When the civil war broke out in 1975, Beirut was split into a western and eastern sector with a large swath of destruction separating the two parts of the city. Gemmayzeh fell on the eastern side of the Green Line, not too far from my grandfather’s house. By then, we had started referring to the place as Jiddo’s house as my grandmother had passed away suddenly in 1973 while she rested in her bed after experiencing a malaise. The neighborhood fell under the control of the hardline Christian Phalange Party which considered Palestinians and their leftist allies the archenemy. In addition to my grandmother’s absence, from which her husband never recovered, the war extinguished the lights on the Gemmayzeh house. It was no longer safe for my father and my uncle, both named Kamal, to visit that part of the city as they were now considered persona non grata. My aunt Samira and her family, who lived in nearby Ashrafiyeh, had the easiest access to the family home while my mother and her two other sisters, Nadia and Leila, waited for respites from the fighting to visit their father.
Samira Baddoura Baz stands on the balcony of her parents’ home at Gemmayzeh. Phot. Baddoura Family Collection
Long after my grandfather had joined his beloved wife in 1982, the Gemmayzeh house took its final breath. At the end of the Lebanese conflict in 1990, the downtown area was being cleared from mines to remove wartime barriers and reunify Beirut. Unfortunately, the old house no longer had the energy to withstand yet another shock to its foundations and crumbled under the effect of a peace time explosion. It has now been reduced to an empty lot, covered with overgrowth and surrounded with a chain-link fence. All that remains from our memories of the maternal house is the bronze plaque that carried my grandfather’s name and advertised his practice. This cherished memorabilia is now in the safe hands of my cousin Carla who salvaged it from the ruins.
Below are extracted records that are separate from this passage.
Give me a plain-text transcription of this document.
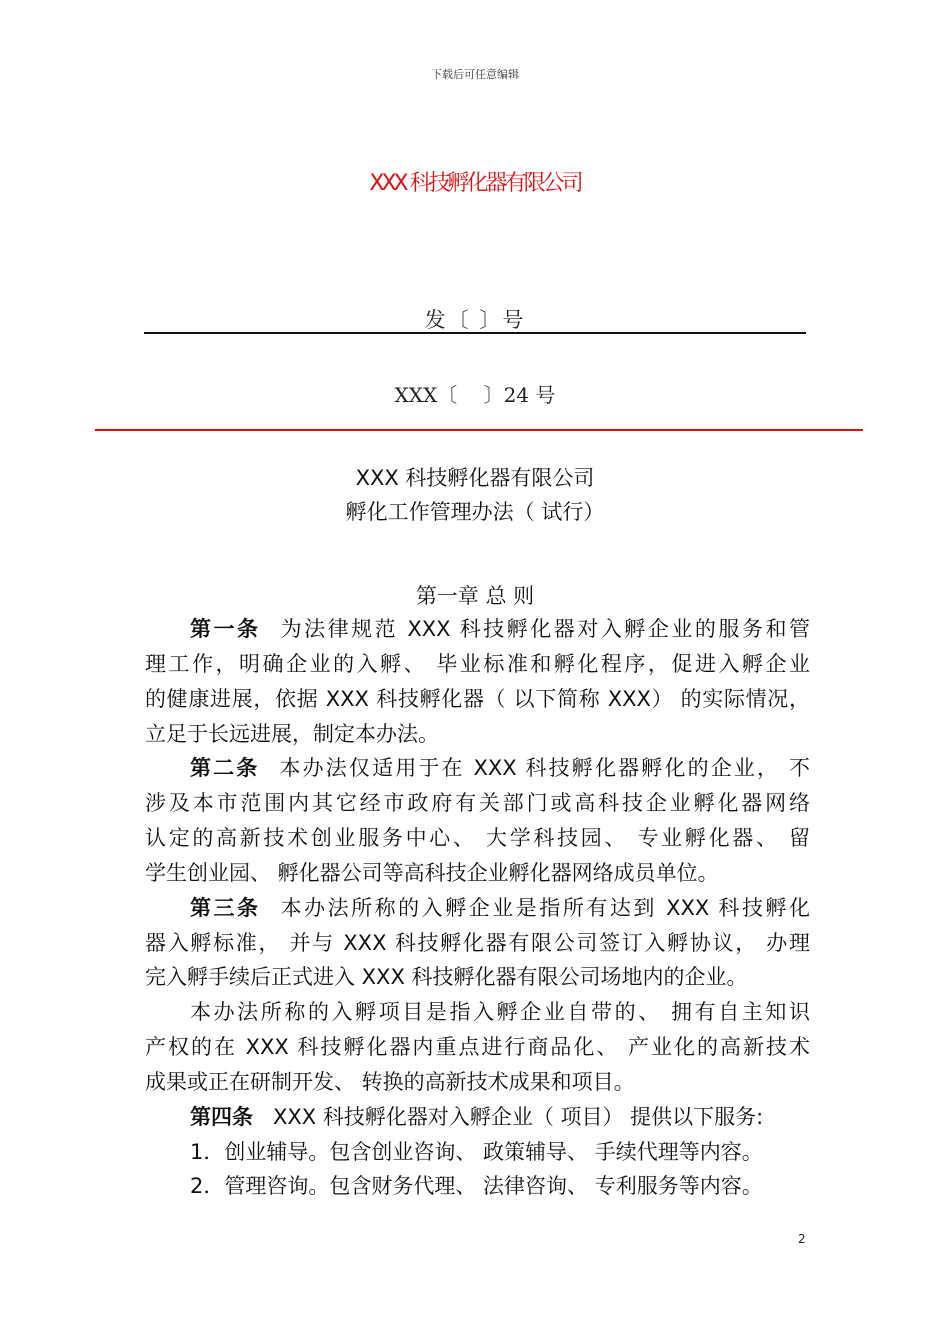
下载后可任意编辑
XXX 科技孵化器有限公司
发〔 〕号
XXX〔　 〕24 号
XXX 科技孵化器有限公司
孵化工作管理办法（ 试行）
第一章 总 则
第一条 为法律规范 XXX 科技孵化器对入孵企业的服务和管
理工作，明确企业的入孵、 毕业标准和孵化程序，促进入孵企业
的健康进展，依据 XXX 科技孵化器（ 以下简称 XXX） 的实际情况，
立足于长远进展，制定本办法。
第二条 本办法仅适用于在 XXX 科技孵化器孵化的企业， 不
涉及本市范围内其它经市政府有关部门或高科技企业孵化器网络
认定的高新技术创业服务中心、 大学科技园、 专业孵化器、 留
学生创业园、 孵化器公司等高科技企业孵化器网络成员单位。
第三条 本办法所称的入孵企业是指所有达到 XXX 科技孵化
器入孵标准， 并与 XXX 科技孵化器有限公司签订入孵协议， 办理
完入孵手续后正式进入 XXX 科技孵化器有限公司场地内的企业。
本办法所称的入孵项目是指入孵企业自带的、 拥有自主知识
产权的在 XXX 科技孵化器内重点进行商品化、 产业化的高新技术
成果或正在研制开发、 转换的高新技术成果和项目。
第四条 XXX 科技孵化器对入孵企业（ 项目） 提供以下服务:
1．创业辅导。包含创业咨询、 政策辅导、 手续代理等内容。
2．管理咨询。包含财务代理、 法律咨询、 专利服务等内容。
2
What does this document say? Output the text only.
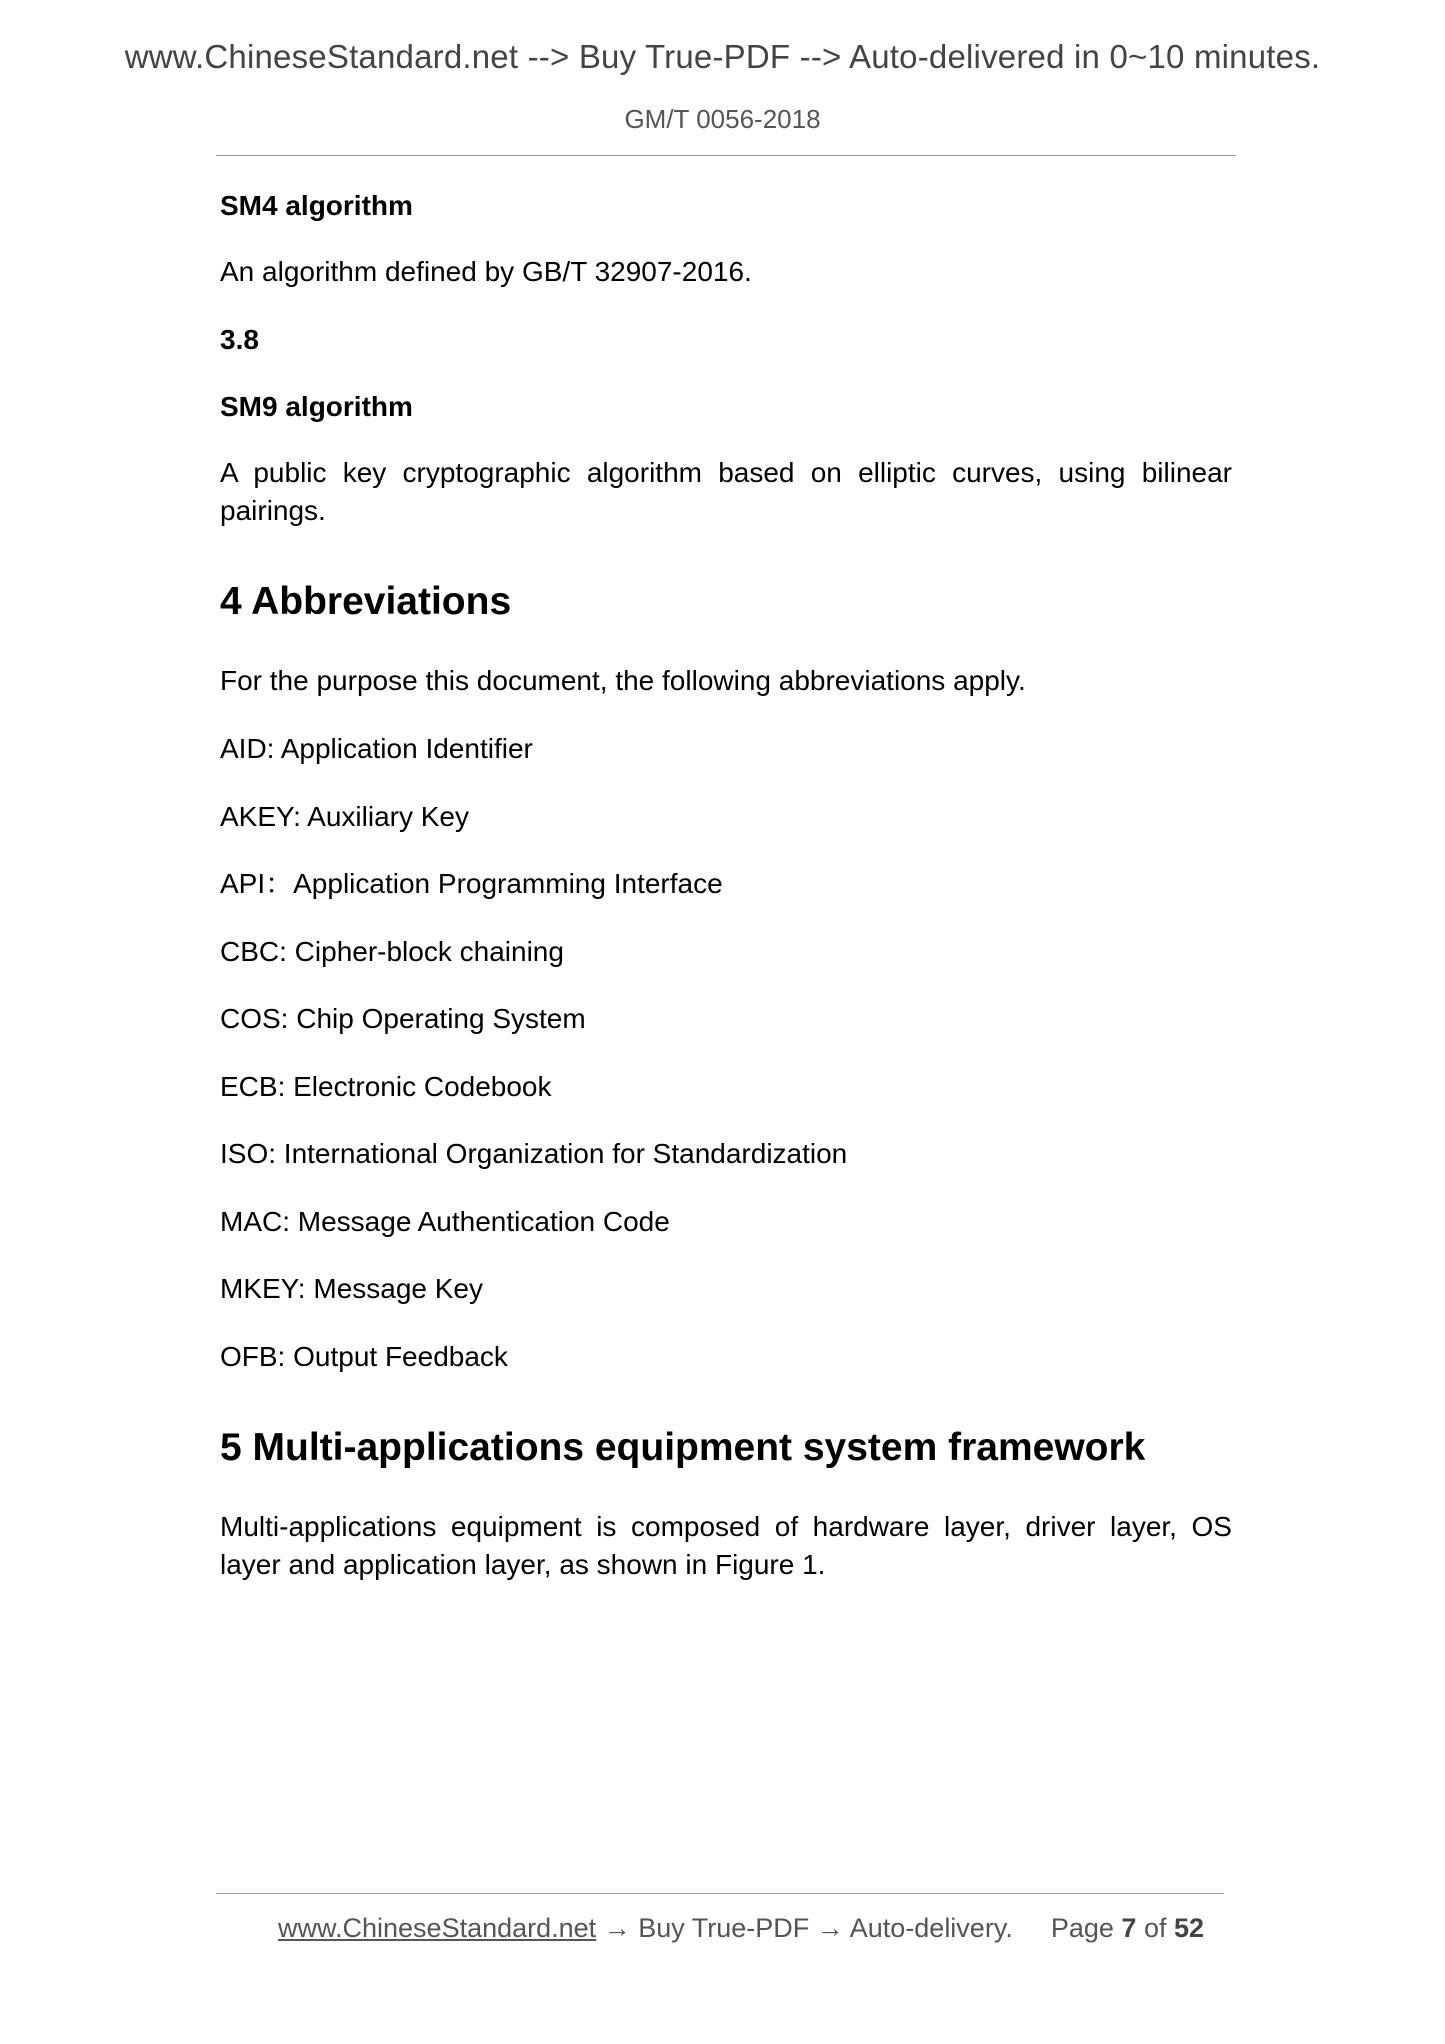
www.ChineseStandard.net --> Buy True-PDF --> Auto-delivered in 0~10 minutes.
GM/T 0056-2018
SM4 algorithm
An algorithm defined by GB/T 32907-2016.
3.8
SM9 algorithm
A public key cryptographic algorithm based on elliptic curves, using bilinear pairings.
4 Abbreviations
For the purpose this document, the following abbreviations apply.
AID: Application Identifier
AKEY: Auxiliary Key
API：Application Programming Interface
CBC: Cipher-block chaining
COS: Chip Operating System
ECB: Electronic Codebook
ISO: International Organization for Standardization
MAC: Message Authentication Code
MKEY: Message Key
OFB: Output Feedback
5 Multi-applications equipment system framework
Multi-applications equipment is composed of hardware layer, driver layer, OS layer and application layer, as shown in Figure 1.
www.ChineseStandard.net → Buy True-PDF → Auto-delivery. Page 7 of 52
The home of Farid and Laure Baddoura on the corner of Goureaud and Youssef Hani streets in Gemmayzeh is now an empty lot covered with overgrowth. Phot. Norbert Schiller
After the August 4th 2020 blast, which caused nearly as much damage to Beirut within the span of 15 minutes as did 15 years of civil war, Gemmayzeh became a symbol of resistance against the annihilation of Beirut’s heritage. As residents picked up their dead and healed their wounded, they vowed to hold on to their neighborhoood in the face of real estate vultures seeking to take advantage of this tragedy. Decades ago, enlightened families with deep roots in Gemmayzeh, like my own, resisted the tide of fanaticism and sectarianism embracing openness and tolerance which could have saved Lebanon from its terrible predicament. Today, we need more Lebanese to adopt the spirit that reigned in my grandparents’ house to reincarnate Beirut into the best version of itself.